Diamond DeShields had it all working: the pullup in transition, the stepback jumper over a defender, the defense, the rebounding.
Determined to put her lackluster NCAA tournament debut behind her, North Carolina's star freshman put on a dominating show to help the Tar Heels beat Michigan State 62-53 in Tuesday night's second round.
DeShields finished with 24 points and a season-high 12 rebounds, a reversal from the game that nearly put an early end to UNC's season.
The 6-foot-1 guard from Norcross, Ga., did it all with the ease — and even swagger — of a veteran.
"There were no nerves," she said. "I was extremely fired up for the game tonight. ... We were very comfortable as soon as that ball got thrown into the air. And it showed."
It sure did. The fourth-seeded Tar Heels (26-9) led by nine at halftime then dominated the opening minutes of the second half to turn the game into a rout.
North Carolina ran off 14 straight points to blow the game open, with DeShields scoring twice during that flurry to build a 57-31 lead with 11½ minutes left that allowed the Tar Heels to coast to the round of 16 in the Stanford Regional.
The Tar Heels pressured the fifth-seeded Spartans (23-10) and turned the game into the up-and-down pace they wanted. It was a huge improvement from their first-round game against UT Martin on Sunday, when they had to rally from 18 down after halftime to win 60-58.
"I think UT Martin poked the beehive there," Michigan State coach Suzy Merchant said. "And we got a swarming bunch of bees coming at us early. The biggest one of the bunch was Diamond DeShields."
DeShields struggled to a 3-for-12 shooting day in that one, including going the first half without a basket before scoring 13 points during the game-turning run.
That off-kilter player was nowhere to be found Tuesday night.
The Atlantic Coast Conference freshman of the year, who came in averaging a team-best 17.9 points, finished 9 for 17 from the field in 35 minutes. She needed just three points to set the ACC single-season freshman scoring record, blowing past Georgia Tech's Kaela Davis, who ended year with 594 points.
"It hurt my pride a little bit," she said of the UT Martin game. "And with what's at stake this season, I knew I couldn't do that anymore. ... So I just told myself that wasn't going to happen tonight."
She certainly seemed to be having fun, too.

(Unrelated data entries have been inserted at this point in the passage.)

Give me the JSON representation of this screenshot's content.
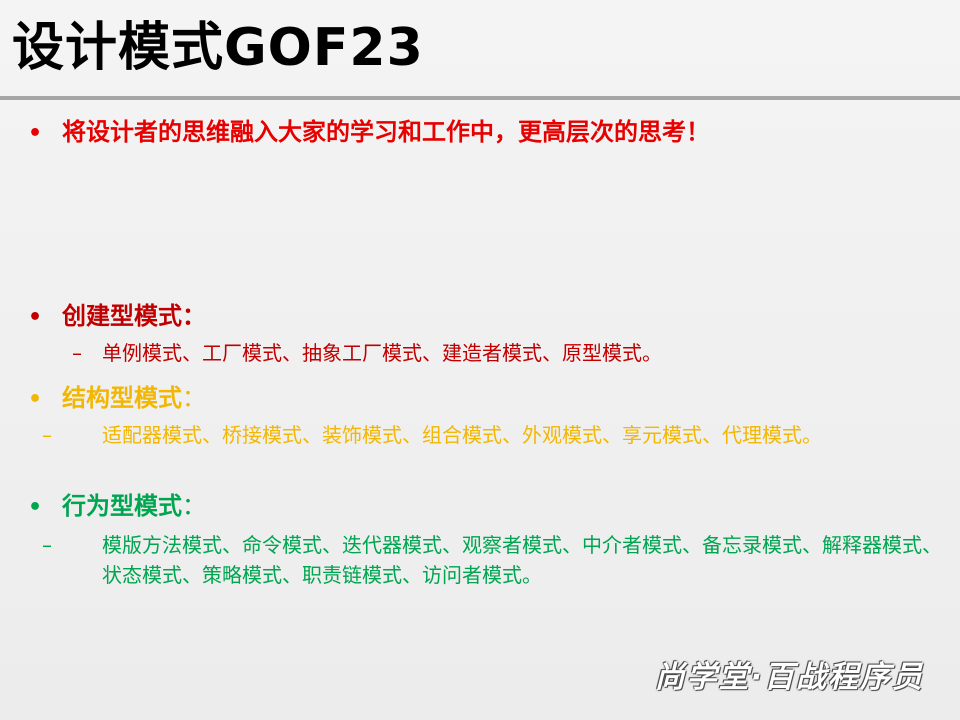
{
  "slide": {
    "title": "设计模式GOF23",
    "bullets": [
      {
        "dot": "•",
        "text": "将设计者的思维融入大家的学习和工作中，更高层次的思考！",
        "color": "#e60000"
      },
      {
        "dot": "•",
        "text": "创建型模式：",
        "color": "#c00000"
      },
      {
        "dot": "•",
        "text": "结构型模式",
        "suffix": "：",
        "color": "#f2b705"
      },
      {
        "dot": "•",
        "text": "行为型模式",
        "suffix": "：",
        "color": "#00a550"
      }
    ],
    "subs": [
      {
        "dash": "–",
        "text": "单例模式、工厂模式、抽象工厂模式、建造者模式、原型模式。",
        "color": "#c00000"
      },
      {
        "dash": "–",
        "text": "适配器模式、桥接模式、装饰模式、组合模式、外观模式、享元模式、代理模式。",
        "color": "#f2b705"
      },
      {
        "dash": "–",
        "text": "模版方法模式、命令模式、迭代器模式、观察者模式、中介者模式、备忘录模式、解释器模式、状态模式、策略模式、职责链模式、访问者模式。",
        "color": "#00a550"
      }
    ],
    "watermark": "尚学堂·百战程序员"
  }
}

After one transition layup, she was jumping around, clapping and smiling all while waiting on defense for the Spartans to cross halfcourt.
When she left for the locker room briefly after banging her head on a defender's leg, she returned during a timeout and raised one arm to motion to the home crowd to get loud.

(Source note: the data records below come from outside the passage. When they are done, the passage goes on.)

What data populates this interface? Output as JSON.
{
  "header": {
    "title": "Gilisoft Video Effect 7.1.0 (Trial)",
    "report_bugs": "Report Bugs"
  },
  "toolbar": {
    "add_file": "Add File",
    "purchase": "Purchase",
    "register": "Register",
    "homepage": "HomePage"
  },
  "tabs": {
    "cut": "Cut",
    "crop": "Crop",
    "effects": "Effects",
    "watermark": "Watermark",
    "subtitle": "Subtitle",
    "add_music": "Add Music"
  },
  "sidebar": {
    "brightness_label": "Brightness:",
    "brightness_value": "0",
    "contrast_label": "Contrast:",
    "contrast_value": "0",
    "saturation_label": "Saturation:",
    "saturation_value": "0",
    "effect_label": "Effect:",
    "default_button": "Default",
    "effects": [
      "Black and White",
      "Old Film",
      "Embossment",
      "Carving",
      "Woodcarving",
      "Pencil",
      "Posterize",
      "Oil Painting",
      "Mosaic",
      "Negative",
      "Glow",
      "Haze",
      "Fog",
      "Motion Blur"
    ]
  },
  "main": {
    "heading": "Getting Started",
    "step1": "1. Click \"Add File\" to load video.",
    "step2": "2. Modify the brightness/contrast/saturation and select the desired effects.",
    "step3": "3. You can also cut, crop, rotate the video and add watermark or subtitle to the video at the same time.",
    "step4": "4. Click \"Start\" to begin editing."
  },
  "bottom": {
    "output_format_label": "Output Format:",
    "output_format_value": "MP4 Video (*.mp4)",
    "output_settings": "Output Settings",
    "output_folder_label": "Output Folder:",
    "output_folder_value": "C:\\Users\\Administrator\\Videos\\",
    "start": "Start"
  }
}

There was also that confident strut, down to the way she stared down a defender after burying a stepback jumper early in the second half.
She even locked down defensively on Klarissa Bell as the senior ran the point and finished with one basket.
The Spartans had no way to counter her. And her energy trickled down to the rest of the Tar Heels, who were a step quicker all night.
"When she's on and she's rolling, whether she's telling you about it or she's doing it, they feed off of it, no question," Merchant said. "When she's confident, they're confident."
The Tar Heels had lost in the second round last year and missed the tournament in 2012. Now they're heading west to face top-seed South Carolina on Sunday. North Carolina won an earlier meeting this season.
Jasmine Hines matched her season high with 16 points while Tori Jankoska had 14 for the Spartans, who trailed 36-27 at halftime. Then they made 1 of 16 shots to start the second half — including a 9½-minute stretch of 15 straight misses — to watch the Tar Heels speed out of sight.
"I think their team is very aggressive," Hines said. "Coach told us that but I don't think we really understood just how aggressive they were."
Redshirt freshman Aerial Powers, Michigan State's leading scorer, finished with two points on 0-for-5 shooting.
Two days earlier, she had 26 points and set a program tournament record with 18 rebounds.
Allisha Gray added 10 points for UNC, which shot 37 percent and cooled off after building its huge lead. Michigan State shot 32 percent.